Create an S3 over SQS data source

1. From the Data Source page, click New.

2. Select S3 Over SQS.

As you fill in the fields, the top matching files with their dates appear in the Preview pane on the right.

3. Name this data source.

4. From the Source Storage dropdown, select the Amazon S3 over SQS connection to read from (or create a new one).

5. (Optional) Enter in the prefix that is used to determine whether to create a notification on the event that was published to the S3 bucket.

Amazon S3 allows notifications on buckets using a prefix and suffix.

Any new file in the S3 bucket should only trigger one notification.

The prefix/suffix combination must uniquely identify files.

You cannot specify a prefix/suffix combination in a different data source that would conflict (e.g. given the same suffix, if you specify abc as a prefix in this data source, you cannot specify abc2 in a different data source as this would not be unique).
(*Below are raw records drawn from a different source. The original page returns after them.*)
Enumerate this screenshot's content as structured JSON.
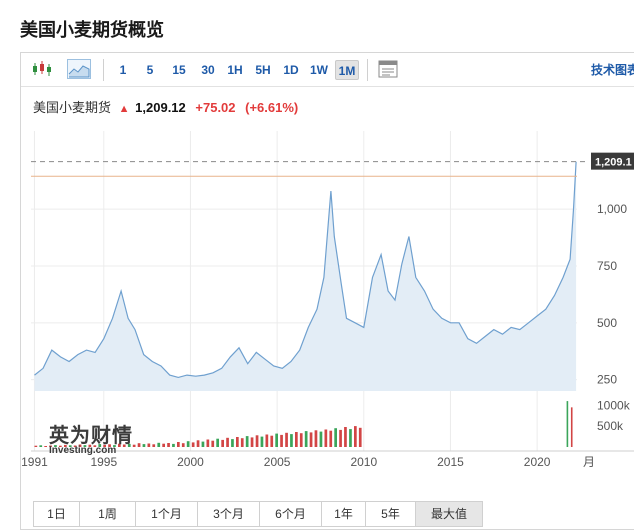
{
  "page": {
    "title": "美国小麦期货概览"
  },
  "toolbar": {
    "candles_icon": "candlestick-chart-icon",
    "area_icon": "area-chart-icon",
    "timeframes": [
      "1",
      "5",
      "15",
      "30",
      "1H",
      "5H",
      "1D",
      "1W",
      "1M"
    ],
    "active_timeframe": "1M",
    "layout_icon": "chart-layout-icon",
    "tech_link": "技术图表"
  },
  "quote": {
    "name": "美国小麦期货",
    "price": "1,209.12",
    "change": "+75.02",
    "change_pct": "(+6.61%)",
    "direction": "up"
  },
  "watermark": {
    "cn": "英为财情",
    "en": "Investing.com"
  },
  "ranges": {
    "items": [
      "1日",
      "1周",
      "1个月",
      "3个月",
      "6个月",
      "1年",
      "5年",
      "最大值"
    ],
    "active": "最大值"
  },
  "colors": {
    "line": "#6fa0cf",
    "fill": "#e3edf6",
    "up": "#e23b3b",
    "vol_up": "#3aa55a",
    "vol_down": "#d24545",
    "ref_line": "#e8b48c"
  },
  "chart_data": {
    "type": "area",
    "ylim": [
      200,
      1300
    ],
    "y_ticks": [
      "250",
      "500",
      "750",
      "1,000"
    ],
    "y_tick_values": [
      250,
      500,
      750,
      1000
    ],
    "x_ticks": [
      "1991",
      "1995",
      "2000",
      "2005",
      "2010",
      "2015",
      "2020"
    ],
    "x_tick_values": [
      1991,
      1995,
      2000,
      2005,
      2010,
      2015,
      2020
    ],
    "x_label_edge": "月",
    "last_price_label": "1,209.1",
    "last_price": 1209.12,
    "volume_ticks": [
      "1000k",
      "500k"
    ],
    "volume_tick_values": [
      1000,
      500
    ],
    "series": [
      {
        "x": [
          1991,
          1991.5,
          1992,
          1992.5,
          1993,
          1993.5,
          1994,
          1994.5,
          1995,
          1995.5,
          1996,
          1996.4,
          1996.8,
          1997.3,
          1997.8,
          1998.3,
          1998.8,
          1999.3,
          1999.8,
          2000.3,
          2000.8,
          2001.3,
          2001.8,
          2002.3,
          2002.8,
          2003.3,
          2003.8,
          2004.3,
          2004.8,
          2005.3,
          2005.8,
          2006.3,
          2006.8,
          2007.3,
          2007.7,
          2008.1,
          2008.3,
          2008.7,
          2009,
          2009.5,
          2010,
          2010.5,
          2011,
          2011.4,
          2011.8,
          2012.2,
          2012.6,
          2013,
          2013.5,
          2014,
          2014.5,
          2015,
          2015.5,
          2016,
          2016.5,
          2017,
          2017.5,
          2018,
          2018.5,
          2019,
          2019.5,
          2020,
          2020.5,
          2021,
          2021.5,
          2021.9,
          2022.1,
          2022.25
        ],
        "values": [
          270,
          300,
          380,
          350,
          330,
          360,
          380,
          370,
          430,
          520,
          640,
          520,
          470,
          360,
          330,
          310,
          270,
          260,
          270,
          265,
          270,
          280,
          300,
          350,
          390,
          320,
          370,
          340,
          310,
          300,
          330,
          380,
          480,
          560,
          700,
          1080,
          880,
          670,
          520,
          500,
          480,
          700,
          800,
          640,
          600,
          760,
          880,
          700,
          640,
          560,
          520,
          500,
          500,
          430,
          410,
          440,
          470,
          450,
          480,
          470,
          500,
          530,
          560,
          620,
          700,
          780,
          1000,
          1209
        ]
      }
    ],
    "volume": {
      "x_start": 1991,
      "x_end": 2010,
      "values_k": [
        30,
        40,
        25,
        35,
        45,
        30,
        50,
        40,
        35,
        60,
        45,
        55,
        40,
        70,
        50,
        65,
        45,
        80,
        60,
        75,
        55,
        90,
        70,
        85,
        65,
        100,
        80,
        95,
        75,
        120,
        90,
        140,
        110,
        160,
        130,
        180,
        150,
        200,
        170,
        220,
        190,
        240,
        210,
        260,
        230,
        280,
        250,
        300,
        270,
        320,
        290,
        340,
        310,
        360,
        330,
        380,
        350,
        400,
        370,
        420,
        390,
        450,
        410,
        480,
        430,
        500,
        460
      ],
      "recent": {
        "x": [
          2021.7,
          2021.95
        ],
        "values_k": [
          1100,
          950
        ]
      }
    }
  }
}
6. (Optional) Enter in the suffix that is used to determine whether or not to create a notification on the event that was published to the S3 bucket.
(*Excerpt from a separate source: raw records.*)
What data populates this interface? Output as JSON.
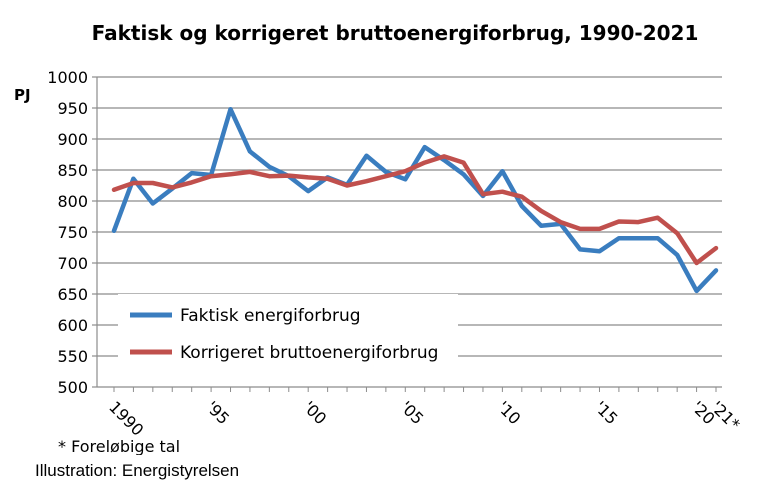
{
  "chart_data": {
    "type": "line",
    "title": "Faktisk og korrigeret bruttoenergiforbrug, 1990-2021",
    "ylabel": "PJ",
    "ylim": [
      500,
      1000
    ],
    "yticks": [
      500,
      550,
      600,
      650,
      700,
      750,
      800,
      850,
      900,
      950,
      1000
    ],
    "x": [
      1990,
      1991,
      1992,
      1993,
      1994,
      1995,
      1996,
      1997,
      1998,
      1999,
      2000,
      2001,
      2002,
      2003,
      2004,
      2005,
      2006,
      2007,
      2008,
      2009,
      2010,
      2011,
      2012,
      2013,
      2014,
      2015,
      2016,
      2017,
      2018,
      2019,
      2020,
      2021
    ],
    "xtick_labels": [
      {
        "x": 1990,
        "label": "1990"
      },
      {
        "x": 1995,
        "label": "'95"
      },
      {
        "x": 2000,
        "label": "'00"
      },
      {
        "x": 2005,
        "label": "'05"
      },
      {
        "x": 2010,
        "label": "'10"
      },
      {
        "x": 2015,
        "label": "'15"
      },
      {
        "x": 2020,
        "label": "'20"
      },
      {
        "x": 2021,
        "label": "'21*"
      }
    ],
    "series": [
      {
        "name": "Faktisk energiforbrug",
        "color": "#3a7dbf",
        "values": [
          752,
          836,
          796,
          820,
          845,
          842,
          948,
          880,
          855,
          840,
          816,
          838,
          826,
          873,
          847,
          835,
          887,
          866,
          843,
          808,
          848,
          792,
          760,
          763,
          722,
          719,
          740,
          740,
          740,
          713,
          655,
          688
        ]
      },
      {
        "name": "Korrigeret bruttoenergiforbrug",
        "color": "#c0504d",
        "values": [
          818,
          829,
          829,
          822,
          830,
          840,
          843,
          847,
          840,
          841,
          838,
          836,
          825,
          832,
          840,
          848,
          862,
          872,
          862,
          811,
          815,
          807,
          784,
          766,
          755,
          755,
          767,
          766,
          773,
          748,
          700,
          724
        ]
      }
    ],
    "grid": true,
    "legend_position": "lower-left (inside plot)",
    "footnote": "* Foreløbige tal"
  },
  "credit": "Illustration: Energistyrelsen"
}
7. Select the content format. This is typically auto-detected, but you can manually select a format.

If necessary, configure the content format options. See: Data formats

8. From the dropdown, select a compute cluster (or create a new one) to run the calculation on.

A may appear. This warning can be ignored for POCs (proof of concept).

For production environments, this indicates that if you run your task retroactively (Start Ingestion From), your compute cluster will process a burst of additional tasks, possibly causing delays in outputs and lookup tables running on this cluster.

To prevent this, go to the Clusters page to edit your cluster and set the Additional Processing Units For Replay to a number greater than 0.

9. Select a target storage connection (or create a new one) where the data read will be stored (output storage).

10. (Optional) Under Start Ingestion From, select the time from which to start ingesting the files. It is important to set this option so that the data is spread out properly over the date range.

Click Show Advanced Options to configure:

  • End Read At

  • KMS Key

Otherwise, skip to step 13.

11. (Optional) Under End Read At, select the time to stop reading the data. This is useful if you want to stop processing a data stream.

12. (Optional) Enter in a KWS key.

13. If enabled, specify a retention period in Upsolver for the data.

After this time period elapses, the data will be deleted forever.

14. Click Continue. A preview of the data will appear.

15. For CSV, select a Header.

16. Click Continue again.

Parsed data samples will appear and you can review the Sample Size, Parsed Successfully, and # of Errors.

17. (Optional) If there are any errors, click Back to change the settings as required.

18. Click Create.

You can now use your S3 Over SQS data source.